Mit dem Beginn des neuen Jahres erlischt auch für einige theologische und kirchliche Schriften der Urheberrechtsschutz.

Der sogenannte „Public Domain Day“ wird jedes Jahr am 1. Januar gefeiert – in den USA das erste Mal seit 20 Jahren.

Gemeinfreiheit bedeutet praktisch: Schulen können Theaterstücke in der Originalversion ohne Genehmigung aufführen, Künstler dürfen Bilder und Aufnahmen verändern, remixen oder anderweitig für eigene Werke nutzen, Online-Bibliotheken wie das Project Gutenberg oder das Internet Archive können kostenfreie E-Books aus gemeinfreien literarischen Texten anbieten.

Zudem profitiert die Wikipedia: Dort haben hunderte Artikel neues Anschauungsmaterial in Form abgelichteter Kunstwerke oder Fotografien erhalten, deren freie Nutzung bis vor kurzem nicht möglich war. Das bereichert das Online-Lexikon ungemein.

Einige der Künstler wurden von den Nationalsozialisten für ihre Arbeiten verfolgt. Durch die Aufhebung des Urheberrechtsschutzes könnten ihre Werke künftig eine größere Verbreitung finden. Neben Kerr und Ludwig zählt dazu auch der Dadaist Kurt Schwitters, dessen Gedichte und Bilder jetzt gemeinfrei sind. Dazu kommen die Werke einer weiteren Vertreterin des Dadaismus: Emmy Hennings; Namen, die kaum noch einer kennt …
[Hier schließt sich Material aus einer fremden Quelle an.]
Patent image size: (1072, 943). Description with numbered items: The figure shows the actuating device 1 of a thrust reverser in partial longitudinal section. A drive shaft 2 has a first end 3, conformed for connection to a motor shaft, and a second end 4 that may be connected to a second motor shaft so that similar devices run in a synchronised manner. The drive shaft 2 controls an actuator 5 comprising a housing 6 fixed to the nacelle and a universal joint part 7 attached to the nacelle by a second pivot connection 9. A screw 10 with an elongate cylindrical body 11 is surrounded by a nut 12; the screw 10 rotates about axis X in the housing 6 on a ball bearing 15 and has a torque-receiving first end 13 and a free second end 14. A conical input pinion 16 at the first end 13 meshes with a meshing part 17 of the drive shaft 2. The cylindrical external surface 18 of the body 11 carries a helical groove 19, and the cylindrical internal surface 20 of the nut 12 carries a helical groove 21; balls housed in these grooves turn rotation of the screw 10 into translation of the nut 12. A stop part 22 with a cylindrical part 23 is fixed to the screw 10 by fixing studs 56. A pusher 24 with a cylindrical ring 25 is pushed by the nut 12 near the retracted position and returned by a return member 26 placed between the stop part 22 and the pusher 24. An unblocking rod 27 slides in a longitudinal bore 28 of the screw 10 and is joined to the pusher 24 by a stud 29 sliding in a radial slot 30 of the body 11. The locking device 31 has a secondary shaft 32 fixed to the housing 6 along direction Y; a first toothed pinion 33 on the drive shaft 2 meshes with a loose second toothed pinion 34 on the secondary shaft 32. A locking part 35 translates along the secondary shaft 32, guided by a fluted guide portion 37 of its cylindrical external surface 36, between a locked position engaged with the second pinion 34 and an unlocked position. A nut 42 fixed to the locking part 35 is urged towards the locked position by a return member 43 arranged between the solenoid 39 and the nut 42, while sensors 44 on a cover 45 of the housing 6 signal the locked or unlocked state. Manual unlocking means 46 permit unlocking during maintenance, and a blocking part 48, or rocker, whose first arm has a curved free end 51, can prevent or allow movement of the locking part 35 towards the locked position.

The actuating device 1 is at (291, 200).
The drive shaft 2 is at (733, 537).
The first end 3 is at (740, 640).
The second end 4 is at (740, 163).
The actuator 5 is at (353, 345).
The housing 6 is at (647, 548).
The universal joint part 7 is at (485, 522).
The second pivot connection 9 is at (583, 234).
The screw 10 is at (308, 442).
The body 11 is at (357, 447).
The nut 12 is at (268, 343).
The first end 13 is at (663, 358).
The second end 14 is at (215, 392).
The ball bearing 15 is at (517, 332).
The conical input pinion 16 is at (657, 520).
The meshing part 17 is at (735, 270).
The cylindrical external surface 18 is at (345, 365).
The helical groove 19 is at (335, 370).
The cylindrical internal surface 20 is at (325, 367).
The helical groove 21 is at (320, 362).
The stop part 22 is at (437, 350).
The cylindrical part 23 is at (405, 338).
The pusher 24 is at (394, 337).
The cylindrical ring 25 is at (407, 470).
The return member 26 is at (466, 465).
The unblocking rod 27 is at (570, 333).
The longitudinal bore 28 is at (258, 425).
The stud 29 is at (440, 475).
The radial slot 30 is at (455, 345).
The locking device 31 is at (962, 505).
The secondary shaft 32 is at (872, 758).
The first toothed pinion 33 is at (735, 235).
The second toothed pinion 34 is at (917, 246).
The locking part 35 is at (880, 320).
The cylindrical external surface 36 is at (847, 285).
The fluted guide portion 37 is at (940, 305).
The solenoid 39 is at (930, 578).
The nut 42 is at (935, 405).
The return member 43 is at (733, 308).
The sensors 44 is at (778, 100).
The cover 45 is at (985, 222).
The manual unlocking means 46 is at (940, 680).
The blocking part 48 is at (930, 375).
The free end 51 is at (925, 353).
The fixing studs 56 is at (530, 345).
Aus dem musikalischen Bereich ist der „Tango aller Tangos“ La Cumparsita des Uruguayers Gerardo Maro Rodriguez zu nennen, da auch in Uruguay nach 70 Jahren das Urheberrecht erlischt.

Zum ersten Mal seit 20 Jahren wird auch in den USA wieder der „Public Domain Day“ gefeiert. Auf Druck der Unterhaltungsindustrie hatte der Kongress 1998 den Urheberrechtsschutz von 75 auf 95 Jahre verlängert, mit dem Copyright Term Extension Act, auch „Micky-Maus-Schutzgesetz“ genannt (horizont.net, 19.11.2008). Seitdem wurden keine Werke mehr in die Gemeinfreiheit erlassen. Anders als zuvor erwartet, hielt sich die Branche diesmal mit Forderungen nach einer Verlängerung der Schutzfrist zurück.

Mit dem Jahreswechsel sind in den USA nun alle Werke gemeinfrei, die vor 1924 erschienen sind.

Zurück nach Deutschland: Durch ein Urteil ist die Nutzung einiger gemeinfreier Werke aktuell nur mit Einschränkungen möglich. Mitte Dezember letzten Jahres entschied der Bundesgerichtshof, dass Museen ein Fotoverbot in ihren Räumlichkeiten durchsetzen können.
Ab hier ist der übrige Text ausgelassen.